What unit tests should we write? How do we know what to test?
Ideally, unit tests should cover every path through the code. It should be your chance to see every path through your code works as expected and as needed. If you are practicing Test Driven Development then it's implied everything gets a test.
In the real world, you might not be allowed to test everything - for instance, if the testing suite ends up taking a week to run, then the world will have changed by the time it finishes and the test results will be obsolete.
Unit testing at it's basic is testing an object, a method - the smallest unit of your code that it can test independently.
It should test the inputs "goes into" and corresponding outputs "goes out of". It should test every variant of input that will exercise every code path and even try to get to exit it's code paths entirely - throw an exception, SIGINT, stack overflow, whatever. It's no time to be nice to your code. Test boundaries - test what happens when you are outside the boundaries - inputs outside what you expect, exceptions from called objects, unexpected types - strings instead of numbers, floats instead of ints.
It should be automated and fast so that whenever that "thing" (your small unit of software) changes, you can run the test and make sure it still works as expected - as it did prior to the change.
A good and complete suite of unit tests should:
·
Free
you to do exploratory testing at a higher level, manually or however
·
Give
you confidence to change, refactor fearlessly - if all the same gazinta's
produce the same gazouta's for a unit, you're good!
Test code should be treated as well as all the rest of your application code - it's not hack code, junk code, throwaway code because if it is, it doesn't belong in the source tree.
Designing for testability:
- Adhering to separation of concerns help make code
testable - focused functions that do only one thing are easier to test
- When accessing other objects, try to segregate or wrap
the calls so that mocking them becomes easier
- Segregate validation code so that it can be easily
tested
- Think of patterns that foster testability like the
Facade pattern
In our Javascript ecosystem, here are some further specific hints:
- Look at anonymous functions - very often these can be
turned to named functions and makes them testable units. If you have a 10+
line anonymous function, it's probably doing something non-trivial - so it
could probably use a test.
- As you are writing functions, look for ways to make
them composable (See https://codewords.recurse.com/issues/four/lazy-composable-and-modular-javascript for
more details on concept and techniques).
- Know what your functions return - or in other words, be
explicit about what your functions return. Don't surprise the caller.

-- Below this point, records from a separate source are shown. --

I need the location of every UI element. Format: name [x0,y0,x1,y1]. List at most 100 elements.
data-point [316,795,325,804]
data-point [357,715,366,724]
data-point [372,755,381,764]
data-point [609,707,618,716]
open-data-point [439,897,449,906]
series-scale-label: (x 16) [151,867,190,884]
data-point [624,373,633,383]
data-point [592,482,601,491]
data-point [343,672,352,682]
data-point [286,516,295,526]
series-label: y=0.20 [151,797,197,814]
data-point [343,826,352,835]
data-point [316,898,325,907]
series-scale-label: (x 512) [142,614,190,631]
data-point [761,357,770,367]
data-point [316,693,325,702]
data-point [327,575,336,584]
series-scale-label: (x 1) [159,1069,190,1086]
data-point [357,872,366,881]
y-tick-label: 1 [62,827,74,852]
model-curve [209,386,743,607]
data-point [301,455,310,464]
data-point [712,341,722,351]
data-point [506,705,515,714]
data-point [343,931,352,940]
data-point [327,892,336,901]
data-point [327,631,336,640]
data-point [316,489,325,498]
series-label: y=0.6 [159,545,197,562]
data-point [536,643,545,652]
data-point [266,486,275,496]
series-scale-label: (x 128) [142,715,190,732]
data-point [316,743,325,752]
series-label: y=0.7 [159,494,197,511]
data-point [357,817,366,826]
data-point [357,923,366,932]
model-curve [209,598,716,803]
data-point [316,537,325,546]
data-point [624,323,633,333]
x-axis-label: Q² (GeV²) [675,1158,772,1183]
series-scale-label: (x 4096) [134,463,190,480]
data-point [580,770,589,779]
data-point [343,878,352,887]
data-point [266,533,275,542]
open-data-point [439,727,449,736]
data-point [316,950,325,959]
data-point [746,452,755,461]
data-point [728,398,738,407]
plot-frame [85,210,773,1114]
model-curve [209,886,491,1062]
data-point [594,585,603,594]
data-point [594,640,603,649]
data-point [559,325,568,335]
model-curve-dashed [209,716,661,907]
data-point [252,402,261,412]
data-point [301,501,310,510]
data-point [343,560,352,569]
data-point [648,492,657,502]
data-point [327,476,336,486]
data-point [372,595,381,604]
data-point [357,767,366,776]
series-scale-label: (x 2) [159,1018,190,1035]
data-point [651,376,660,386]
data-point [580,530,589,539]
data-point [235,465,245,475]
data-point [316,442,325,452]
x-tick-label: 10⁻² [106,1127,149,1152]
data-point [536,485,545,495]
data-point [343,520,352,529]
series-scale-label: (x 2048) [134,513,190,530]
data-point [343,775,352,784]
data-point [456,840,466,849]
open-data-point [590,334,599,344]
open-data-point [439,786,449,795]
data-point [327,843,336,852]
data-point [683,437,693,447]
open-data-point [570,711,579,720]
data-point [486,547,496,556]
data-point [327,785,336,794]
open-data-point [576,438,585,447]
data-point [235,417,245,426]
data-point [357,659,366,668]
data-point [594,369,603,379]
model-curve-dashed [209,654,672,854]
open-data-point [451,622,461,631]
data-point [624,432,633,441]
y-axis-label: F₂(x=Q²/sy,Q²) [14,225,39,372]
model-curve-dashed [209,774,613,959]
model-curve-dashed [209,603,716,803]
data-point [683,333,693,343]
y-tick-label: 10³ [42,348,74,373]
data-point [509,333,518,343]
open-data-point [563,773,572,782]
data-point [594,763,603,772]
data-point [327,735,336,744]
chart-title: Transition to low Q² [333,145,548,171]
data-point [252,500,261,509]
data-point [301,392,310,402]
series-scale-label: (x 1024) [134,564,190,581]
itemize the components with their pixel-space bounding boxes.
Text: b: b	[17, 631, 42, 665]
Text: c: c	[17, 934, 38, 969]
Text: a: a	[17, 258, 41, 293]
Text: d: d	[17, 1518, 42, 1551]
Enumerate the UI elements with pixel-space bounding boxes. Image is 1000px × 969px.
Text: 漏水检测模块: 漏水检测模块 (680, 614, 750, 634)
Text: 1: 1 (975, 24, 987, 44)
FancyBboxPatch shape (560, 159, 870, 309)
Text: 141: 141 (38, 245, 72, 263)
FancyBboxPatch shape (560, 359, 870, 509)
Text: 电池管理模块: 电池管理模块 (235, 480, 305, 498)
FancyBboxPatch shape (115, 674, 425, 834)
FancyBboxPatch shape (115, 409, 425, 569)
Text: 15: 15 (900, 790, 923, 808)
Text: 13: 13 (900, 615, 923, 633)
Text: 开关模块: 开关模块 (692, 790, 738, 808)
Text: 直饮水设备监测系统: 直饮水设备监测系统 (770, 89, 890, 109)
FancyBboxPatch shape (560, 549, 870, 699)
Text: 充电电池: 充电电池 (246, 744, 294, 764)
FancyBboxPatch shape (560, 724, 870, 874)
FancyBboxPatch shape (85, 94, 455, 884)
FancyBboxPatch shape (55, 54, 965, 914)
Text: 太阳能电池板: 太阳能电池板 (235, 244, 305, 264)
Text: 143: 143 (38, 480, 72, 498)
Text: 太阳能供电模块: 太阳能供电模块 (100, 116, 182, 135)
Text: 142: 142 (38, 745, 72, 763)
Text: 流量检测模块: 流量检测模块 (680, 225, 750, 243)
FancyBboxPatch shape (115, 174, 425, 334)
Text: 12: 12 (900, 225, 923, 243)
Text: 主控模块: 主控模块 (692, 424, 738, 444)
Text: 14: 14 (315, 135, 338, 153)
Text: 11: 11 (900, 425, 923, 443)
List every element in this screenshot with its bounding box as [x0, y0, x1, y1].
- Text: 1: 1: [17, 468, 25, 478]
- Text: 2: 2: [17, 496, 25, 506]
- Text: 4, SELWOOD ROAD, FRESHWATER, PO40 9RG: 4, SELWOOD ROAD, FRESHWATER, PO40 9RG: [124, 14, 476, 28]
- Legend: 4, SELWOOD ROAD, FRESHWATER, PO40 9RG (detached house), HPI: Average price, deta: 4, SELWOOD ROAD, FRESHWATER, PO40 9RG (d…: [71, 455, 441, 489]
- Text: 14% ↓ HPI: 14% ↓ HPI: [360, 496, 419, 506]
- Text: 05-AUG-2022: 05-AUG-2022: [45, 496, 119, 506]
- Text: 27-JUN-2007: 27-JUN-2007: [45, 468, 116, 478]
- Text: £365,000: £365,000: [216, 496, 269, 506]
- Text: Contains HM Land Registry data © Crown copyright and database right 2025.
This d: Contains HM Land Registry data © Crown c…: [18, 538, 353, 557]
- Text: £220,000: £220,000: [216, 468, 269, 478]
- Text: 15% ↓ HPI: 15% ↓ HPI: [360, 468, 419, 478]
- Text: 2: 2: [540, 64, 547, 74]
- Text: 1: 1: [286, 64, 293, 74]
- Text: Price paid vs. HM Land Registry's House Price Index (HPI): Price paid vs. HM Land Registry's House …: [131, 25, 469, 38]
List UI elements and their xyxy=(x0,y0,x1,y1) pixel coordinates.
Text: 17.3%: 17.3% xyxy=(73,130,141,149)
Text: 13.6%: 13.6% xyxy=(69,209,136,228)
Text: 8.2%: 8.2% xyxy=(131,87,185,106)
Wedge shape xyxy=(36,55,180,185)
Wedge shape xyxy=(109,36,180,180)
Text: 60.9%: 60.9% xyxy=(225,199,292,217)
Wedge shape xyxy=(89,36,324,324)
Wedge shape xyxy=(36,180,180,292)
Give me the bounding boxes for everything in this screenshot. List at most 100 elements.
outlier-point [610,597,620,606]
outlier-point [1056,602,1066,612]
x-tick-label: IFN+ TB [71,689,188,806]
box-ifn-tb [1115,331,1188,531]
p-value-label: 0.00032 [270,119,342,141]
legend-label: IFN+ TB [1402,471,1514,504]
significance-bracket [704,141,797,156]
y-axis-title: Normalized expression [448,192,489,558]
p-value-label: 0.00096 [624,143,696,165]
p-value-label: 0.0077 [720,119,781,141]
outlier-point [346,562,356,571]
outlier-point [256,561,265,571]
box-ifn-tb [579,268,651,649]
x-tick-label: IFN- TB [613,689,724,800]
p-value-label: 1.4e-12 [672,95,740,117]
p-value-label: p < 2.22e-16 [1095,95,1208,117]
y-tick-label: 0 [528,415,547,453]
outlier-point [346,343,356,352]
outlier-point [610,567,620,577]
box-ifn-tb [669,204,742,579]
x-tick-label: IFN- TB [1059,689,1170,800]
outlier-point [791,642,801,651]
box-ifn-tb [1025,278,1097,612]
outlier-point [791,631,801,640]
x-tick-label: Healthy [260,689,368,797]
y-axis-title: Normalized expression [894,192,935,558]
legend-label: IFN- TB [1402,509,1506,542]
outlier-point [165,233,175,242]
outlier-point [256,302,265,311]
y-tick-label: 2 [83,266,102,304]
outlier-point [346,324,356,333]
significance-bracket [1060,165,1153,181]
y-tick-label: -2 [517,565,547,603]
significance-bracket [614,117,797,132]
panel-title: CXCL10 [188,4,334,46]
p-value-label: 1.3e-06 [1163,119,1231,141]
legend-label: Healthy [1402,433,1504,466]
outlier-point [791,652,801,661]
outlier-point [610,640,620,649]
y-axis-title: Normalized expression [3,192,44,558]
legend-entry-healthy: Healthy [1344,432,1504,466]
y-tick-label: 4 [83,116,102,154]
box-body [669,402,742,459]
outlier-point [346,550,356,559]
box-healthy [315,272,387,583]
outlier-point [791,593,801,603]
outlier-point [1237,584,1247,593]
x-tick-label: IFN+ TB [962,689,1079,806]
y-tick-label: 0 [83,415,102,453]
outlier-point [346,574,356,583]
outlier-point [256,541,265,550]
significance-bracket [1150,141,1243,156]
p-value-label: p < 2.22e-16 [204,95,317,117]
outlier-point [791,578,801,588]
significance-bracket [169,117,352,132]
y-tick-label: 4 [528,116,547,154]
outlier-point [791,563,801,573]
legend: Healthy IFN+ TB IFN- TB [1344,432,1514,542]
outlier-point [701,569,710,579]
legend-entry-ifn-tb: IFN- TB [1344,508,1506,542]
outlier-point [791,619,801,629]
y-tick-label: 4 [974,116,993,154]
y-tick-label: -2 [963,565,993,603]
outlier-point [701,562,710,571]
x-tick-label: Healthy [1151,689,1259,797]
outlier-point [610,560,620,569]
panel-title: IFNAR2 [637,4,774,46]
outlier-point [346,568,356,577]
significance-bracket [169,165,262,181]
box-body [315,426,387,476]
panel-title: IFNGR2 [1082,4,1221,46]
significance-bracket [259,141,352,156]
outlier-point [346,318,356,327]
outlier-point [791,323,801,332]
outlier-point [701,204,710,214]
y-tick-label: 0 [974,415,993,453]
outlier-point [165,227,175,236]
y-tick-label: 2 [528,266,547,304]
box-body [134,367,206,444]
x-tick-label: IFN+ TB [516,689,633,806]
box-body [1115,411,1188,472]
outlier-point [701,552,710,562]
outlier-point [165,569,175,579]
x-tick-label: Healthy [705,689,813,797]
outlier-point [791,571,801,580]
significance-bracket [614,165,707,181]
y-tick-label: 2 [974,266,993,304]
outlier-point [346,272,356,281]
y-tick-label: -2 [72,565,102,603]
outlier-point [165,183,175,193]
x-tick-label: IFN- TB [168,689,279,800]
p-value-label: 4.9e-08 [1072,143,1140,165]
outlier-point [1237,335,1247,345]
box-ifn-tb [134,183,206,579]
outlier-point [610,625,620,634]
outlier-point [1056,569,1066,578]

- Try to create functions without side effects -
otherwise try to make the side effects singular in purpose and scope for
each function. Test the side effects.
- Test Failure - make sure a .catch on a .then gets
tested.
- Perhaps the use of flogs, such as '__DEV__' will help you segregate test code
you want to disappear in production.
References:
xUnit Test Patterns - Website of book by same name. Published by Addison-Wesley - well worth purchasing. Accessed Jan 19, 2018 - an excellent resource on xUnit test patterns - goes over mocks, test doubles, lots of helpful patterns.
Robert Martin of First Class Tests - Accessed Jan 19, 2018 - This article in particular makes a very good case on why you should treat your test code as a 'First Class Citizen' - an equal to the application code it supports. It's a mind shift - an important one.
Collected Wisdom of Martin Fowler - Accessed Jan 19, 2018 - lot's viewpoints on how to get value out of testing - not a one time read, more of an on-going resource.